Utaurora Comosa: la specie animale con cinque occhi

L’esemplare apparteneva alla famiglia di artropodi opabinia regalis. 

A fare la grande scoperta sono stati ricercatori  americani analizzando la collezione dell’Institute of Biodiversity and Museum of Natural History dell’Università del Kansas all’interno della quale hanno appunto trovato, nella formazione Wheeler nello Utah (USA) questa specie animale ormai estinta. 

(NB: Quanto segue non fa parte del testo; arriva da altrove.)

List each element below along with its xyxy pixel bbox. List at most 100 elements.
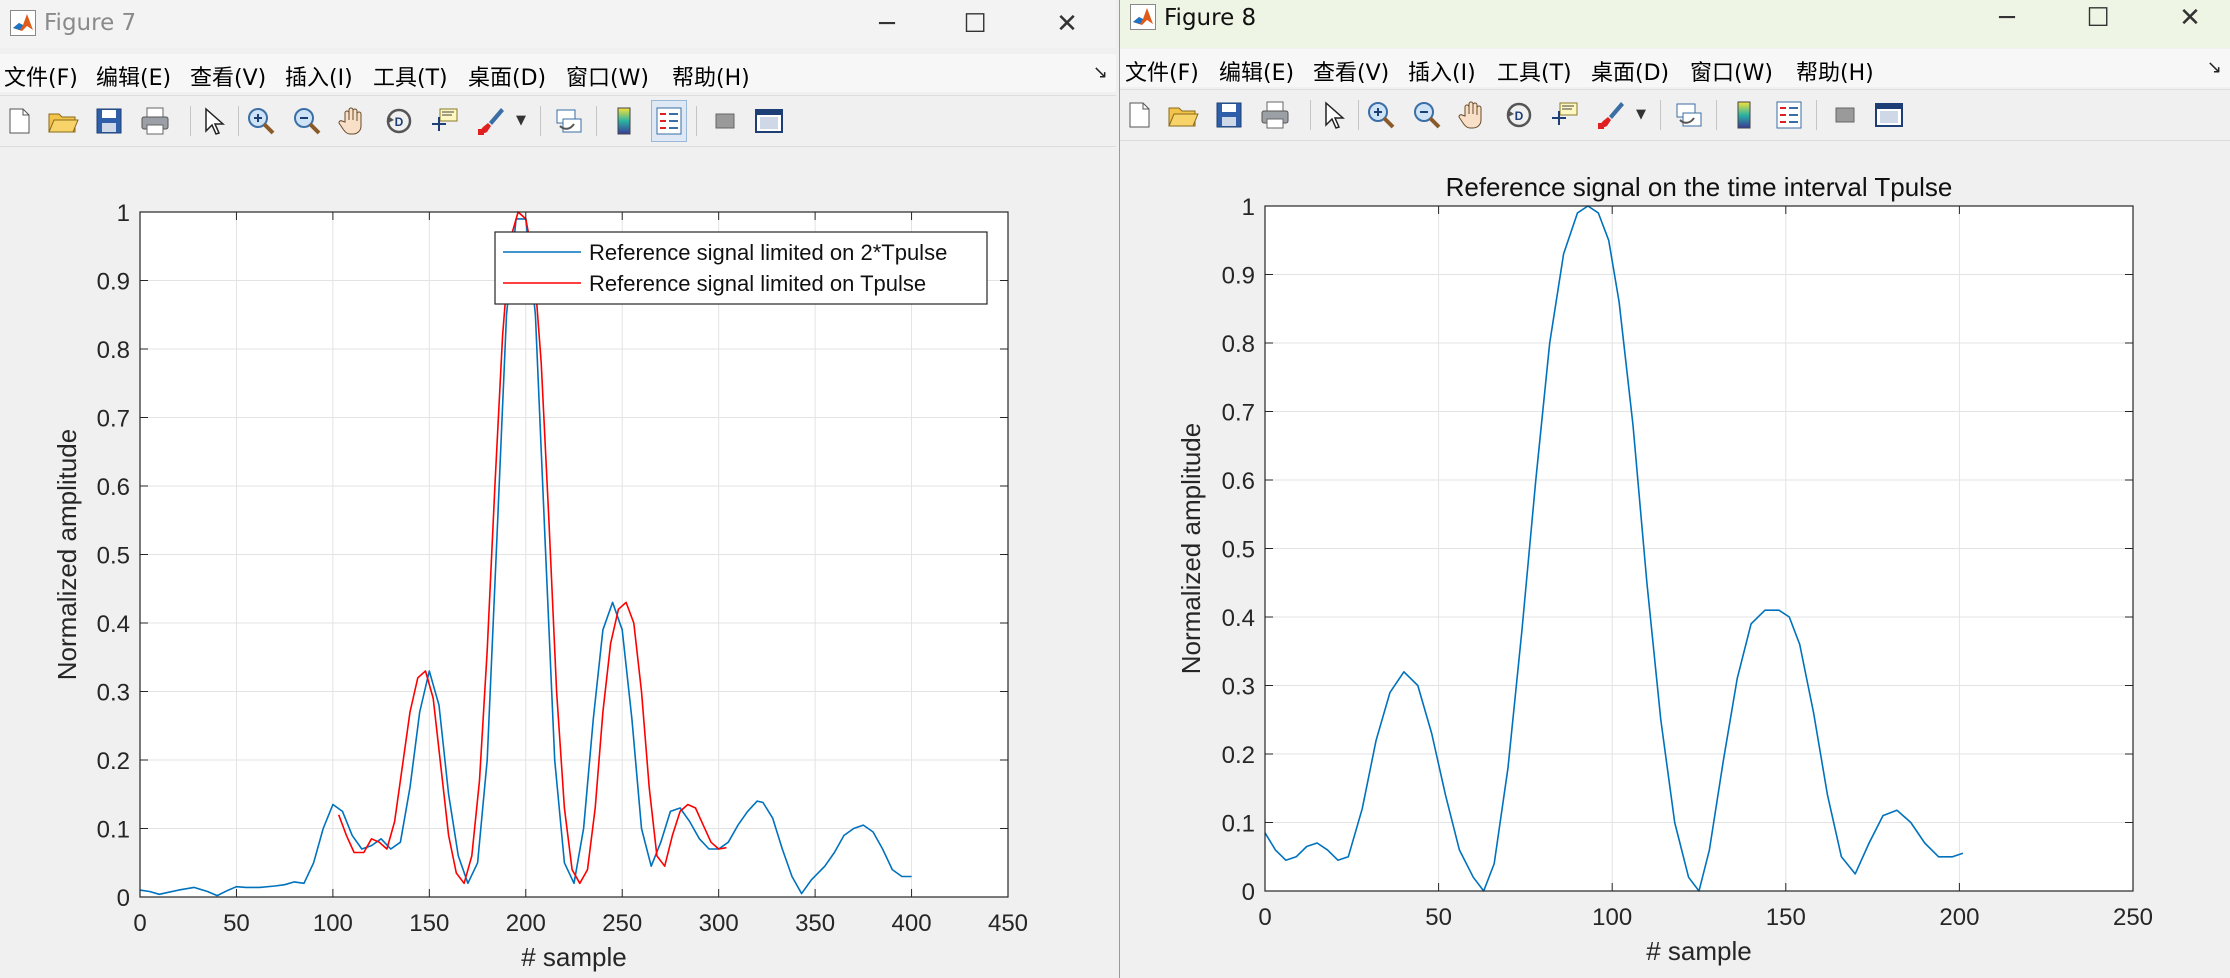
- minimize-button[interactable]: ─: [852, 0, 922, 48]
- pan-hand-icon[interactable]: [336, 104, 370, 138]
- zoom-out-icon[interactable]: [1410, 98, 1444, 132]
- maximize-button[interactable]: ☐: [940, 0, 1010, 48]
- menu-view[interactable]: 查看(V): [1313, 55, 1389, 87]
- x-tick-label: 0: [1258, 904, 1271, 931]
- new-figure-icon[interactable]: [2, 104, 36, 138]
- window-title: Figure 7: [44, 10, 137, 36]
- x-tick-label: 250: [2113, 904, 2153, 931]
- window-title: Figure 8: [1164, 5, 1257, 31]
- zoom-in-icon[interactable]: [244, 104, 278, 138]
- menu-window[interactable]: 窗口(W): [1690, 55, 1773, 87]
- y-tick-label: 0.1: [97, 817, 130, 844]
- menu-edit[interactable]: 编辑(E): [96, 60, 171, 92]
- print-icon[interactable]: [138, 104, 172, 138]
- rotate-3d-icon[interactable]: D: [1502, 98, 1536, 132]
- menu-tools[interactable]: 工具(T): [373, 60, 448, 92]
- print-icon[interactable]: [1258, 98, 1292, 132]
- x-tick-label: 100: [1592, 904, 1632, 931]
- menu-view[interactable]: 查看(V): [190, 60, 266, 92]
- brush-dropdown-icon[interactable]: ▼: [514, 104, 528, 138]
- menu-insert[interactable]: 插入(I): [285, 60, 353, 92]
- figure7-menubar: 文件(F) 编辑(E) 查看(V) 插入(I) 工具(T) 桌面(D) 窗口(W…: [0, 54, 1116, 92]
- minimize-button[interactable]: ─: [1972, 0, 2042, 42]
- x-tick-label: 0: [133, 910, 146, 937]
- x-axis-label: # sample: [1646, 936, 1752, 966]
- open-file-icon[interactable]: [45, 104, 79, 138]
- pointer-icon[interactable]: [1315, 98, 1349, 132]
- link-plot-icon[interactable]: [552, 104, 586, 138]
- figure7-plot-area: 0 50 100 150 200 250 300 350 400 450 0 0.1 0.2 0.3 0.4…: [0, 147, 1116, 978]
- y-tick-label: 0.2: [97, 748, 130, 775]
- figure7-titlebar[interactable]: Figure 7 ─ ☐ ✕: [0, 0, 1116, 48]
- y-tick-label: 0.2: [1222, 742, 1255, 769]
- x-tick-label: 250: [602, 910, 642, 937]
- menu-edit[interactable]: 编辑(E): [1219, 55, 1294, 87]
- menu-help[interactable]: 帮助(H): [1796, 55, 1874, 87]
- y-tick-label: 1: [1242, 194, 1255, 221]
- toolbar-separator: [1816, 100, 1817, 130]
- brush-icon[interactable]: [1594, 98, 1628, 132]
- colorbar-icon[interactable]: [1727, 98, 1761, 132]
- save-icon[interactable]: [92, 104, 126, 138]
- legend[interactable]: Reference signal limited on 2*Tpulse Refe…: [494, 231, 988, 305]
- menu-help[interactable]: 帮助(H): [672, 60, 750, 92]
- figure8-plot-area: 0 50 100 150 200 250 0 0.1 0.2 0.3 0.4 0.5 0.6 0.7 0.8…: [1120, 141, 2230, 978]
- menu-tools[interactable]: 工具(T): [1497, 55, 1572, 87]
- menu-desktop[interactable]: 桌面(D): [468, 60, 546, 92]
- x-axis-label: # sample: [521, 942, 627, 972]
- x-tick-label: 350: [795, 910, 835, 937]
- hide-plot-tools-icon[interactable]: [1828, 98, 1862, 132]
- toolbar-separator: [1716, 100, 1717, 130]
- figure8-menubar: 文件(F) 编辑(E) 查看(V) 插入(I) 工具(T) 桌面(D) 窗口(W…: [1120, 49, 2230, 87]
- figure7-chart[interactable]: 0 50 100 150 200 250 300 350 400 450 0 0.1 0.2 0.3 0.4…: [0, 147, 1116, 978]
- svg-text:D: D: [395, 115, 404, 129]
- open-file-icon[interactable]: [1165, 98, 1199, 132]
- close-button[interactable]: ✕: [1032, 0, 1102, 48]
- save-icon[interactable]: [1212, 98, 1246, 132]
- menu-window[interactable]: 窗口(W): [566, 60, 649, 92]
- data-cursor-icon[interactable]: [1548, 98, 1582, 132]
- y-tick-label: 0.3: [1222, 674, 1255, 701]
- figure8-titlebar[interactable]: Figure 8 ─ ☐ ✕: [1120, 0, 2230, 48]
- y-tick-label: 0.7: [97, 406, 130, 433]
- maximize-button[interactable]: ☐: [2063, 0, 2133, 42]
- dock-arrow-icon[interactable]: ↘: [1093, 62, 1108, 83]
- show-plot-tools-icon[interactable]: [1872, 98, 1906, 132]
- legend-icon[interactable]: [1772, 98, 1806, 132]
- menu-insert[interactable]: 插入(I): [1408, 55, 1476, 87]
- figure7-toolbar: D ▼: [0, 95, 1116, 147]
- y-tick-label: 0.9: [1222, 263, 1255, 290]
- show-plot-tools-icon[interactable]: [752, 104, 786, 138]
- dock-arrow-icon[interactable]: ↘: [2207, 57, 2222, 78]
- zoom-out-icon[interactable]: [290, 104, 324, 138]
- colorbar-icon[interactable]: [607, 104, 641, 138]
- legend-icon[interactable]: [651, 100, 687, 142]
- zoom-in-icon[interactable]: [1364, 98, 1398, 132]
- brush-dropdown-icon[interactable]: ▼: [1634, 98, 1648, 132]
- x-tick-label: 300: [699, 910, 739, 937]
- toolbar-separator: [1310, 100, 1311, 130]
- x-tick-label: 200: [1939, 904, 1979, 931]
- link-plot-icon[interactable]: [1672, 98, 1706, 132]
- menu-desktop[interactable]: 桌面(D): [1591, 55, 1669, 87]
- matlab-logo-icon: [10, 10, 36, 36]
- legend-entry-label: Reference signal limited on 2*Tpulse: [589, 240, 947, 265]
- toolbar-separator: [1358, 100, 1359, 130]
- rotate-3d-icon[interactable]: D: [382, 104, 416, 138]
- close-button[interactable]: ✕: [2155, 0, 2225, 42]
- x-tick-label: 150: [409, 910, 449, 937]
- y-tick-label: 0.8: [1222, 331, 1255, 358]
- hide-plot-tools-icon[interactable]: [708, 104, 742, 138]
- y-tick-label: 0: [117, 885, 130, 912]
- data-cursor-icon[interactable]: [428, 104, 462, 138]
- figure8-chart[interactable]: 0 50 100 150 200 250 0 0.1 0.2 0.3 0.4 0.5 0.6 0.7 0.8…: [1120, 141, 2230, 978]
- pan-hand-icon[interactable]: [1456, 98, 1490, 132]
- menu-file[interactable]: 文件(F): [1125, 55, 1199, 87]
- y-tick-label: 0.8: [97, 337, 130, 364]
- menu-file[interactable]: 文件(F): [4, 60, 78, 92]
- y-tick-label: 0.1: [1222, 811, 1255, 838]
- brush-icon[interactable]: [474, 104, 508, 138]
- pointer-icon[interactable]: [195, 104, 229, 138]
- toolbar-separator: [540, 106, 541, 136]
- new-figure-icon[interactable]: [1122, 98, 1156, 132]
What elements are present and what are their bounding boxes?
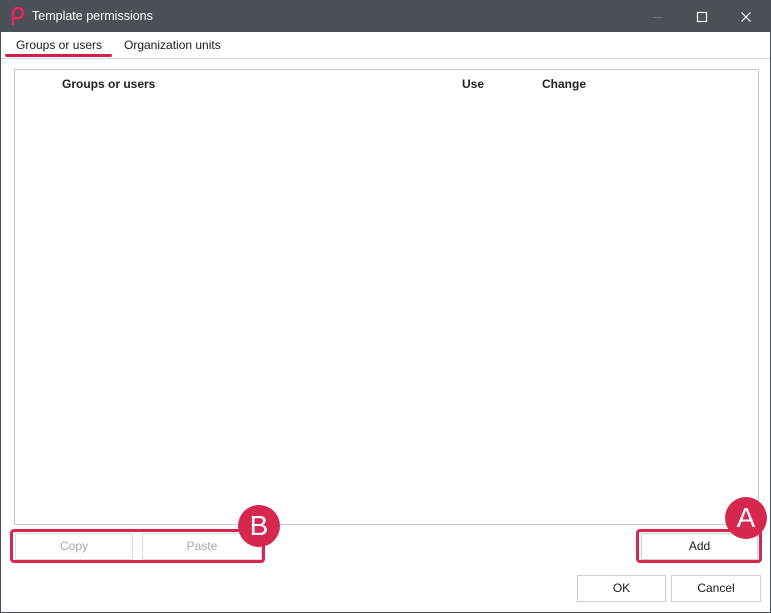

Il nuovo studio in Proceedings of the Royal Society B ha utilizzato nuovi e robusti metodi filogenetici per confermare Utaurora comosa come la seconda specie di opinabia regale mai scoperta. 

A scoprirlo è stato il co-autore principale dello studio, Stephen Pates, ex borsista post-dottorato presso il Dipartimento di Biologia Organismica ed Evoluzionistica (OEB) di Harvard.

Gli opabinidi sono il primo gruppo ad avere una bocca rivolta posteriormente.  Le caratteristiche di questo animale scoperto sono davvero particolari: ha tratti in comune con altre speci di  radiodonti ma anche con gli opabinia.

La struttura anteriore e gli occhi di Utaurora erano scarsamente conservati ma gli studiosi hanno potuto facilmente evidenziare come questa nuova specie avesse la bocca rivolta all’indietro oltre che un tubo digerente prolungato noto meglio come proboscide frontale.

“L’analisi filogenetica iniziale ha mostrato che era più strettamente correlato a Opabinia”, ha detto Wolfe. “Abbiamo seguito l’analisi con altri test per interrogare il risultato ottenuto”. Questo ha significato il comparare i risultati relativi all’Utaurora comosa alle altre 10 specie scoperte negli ultimi 10/15 anni.